Beyond RMSE and MAE: Introducing EAUC to unmask hidden bias and unfairness in dyadic regression models
Jorge Paz-Ruza, Amparo Alonso-Betanzos, Bertha Guijarro-Berdiñas, Brais Cancela, Carlos Eiras-Franco
TL;DR
This work reveals a pervasive eccentricity bias in dyadic regression, where non-uniform local value distributions cause models to overfit toward the dyad-average, undermining fairness and safety in critical domains. To address this, the authors define Eccentricity-Area Under the Curve (EAUC), a differentiable bias-aware metric that ranks prediction error by dyad eccentricity $Ecc_{ui}$ and is computed via $EAUC = \frac{\sum (Ecc_{x_i}-Ecc_{x_{i-1}})(\epsilon_{x_i}+\epsilon_{x_{i-1}})/2}{(\max(r_{ui})-\min(r_{ui}))^2}$, with $Ecc_{ui} = |r_{ui}-\tfrac{1}{2}(\bar{r}_u+\bar{r}_i)|$ and $\epsilon_{ui}=(\hat{r}_{ui}-r_{ui})^2$. Across six real-world datasets (Netflix Prize, Movielens, GDSC1, CTRPv2, IMF DOTS, Kiva) and multiple dyadic regression models, RMSE/MAE fail to reveal biases, while EAUC uncovers substantial eccentricity bias and its correlation with dataset non-uniformity measured by $D_{KS_{\mathcal{D}}}$. The paper also shows naive post-training bias corrections can reduce EAUC, illustrating EAUC’s potential to guide fairness-aware training and model selection. Together, these results advocate for bias-aware evaluation and learning strategies in dyadic regression to prevent unfair outcomes in high-stakes applications.$DMV_{ui}$, $Ecc_{ui}$, $EAUC$, and $D_{KS_{\mathcal{D}}}$ are central to the methodology.
Abstract
Dyadic regression models, which output real-valued predictions for pairs of entities, are fundamental in many domains (e.g. obtaining user-product ratings in Recommender Systems) and promising and under exploration in others (e.g. tuning patient-drug dosages in precision pharmacology).

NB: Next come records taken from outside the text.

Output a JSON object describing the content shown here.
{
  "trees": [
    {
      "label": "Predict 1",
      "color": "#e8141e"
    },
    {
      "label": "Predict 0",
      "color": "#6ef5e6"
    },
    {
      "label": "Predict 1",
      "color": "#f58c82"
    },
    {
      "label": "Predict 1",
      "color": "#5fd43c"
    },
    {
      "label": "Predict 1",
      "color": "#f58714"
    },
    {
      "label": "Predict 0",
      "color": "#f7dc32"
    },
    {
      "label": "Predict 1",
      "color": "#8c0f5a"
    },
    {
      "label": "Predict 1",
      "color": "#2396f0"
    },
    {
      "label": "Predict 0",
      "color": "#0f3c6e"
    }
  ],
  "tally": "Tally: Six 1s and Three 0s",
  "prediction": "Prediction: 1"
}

In this work, we prove that non-uniform observed value distributions of individual entities lead to severe biases in state-of-the-art models, skewing predictions towards the average of observed past values for the entity and providing worse-than-random predictive power in eccentric yet crucial cases; we name this phenomenon eccentricity bias. We show that global error metrics like Root Mean Squared Error (RMSE) are insufficient to capture this bias, and we introduce Eccentricity-Area Under the Curve (EAUC) as a novel metric that can quantify it in all studied domains and models. We prove the intuitive interpretation of EAUC by experimenting with naive post-training bias corrections, and theorize other options to use EAUC to guide the construction of fair models. This work contributes a bias-aware evaluation of dyadic regression to prevent unfairness in critical real-world applications of such systems.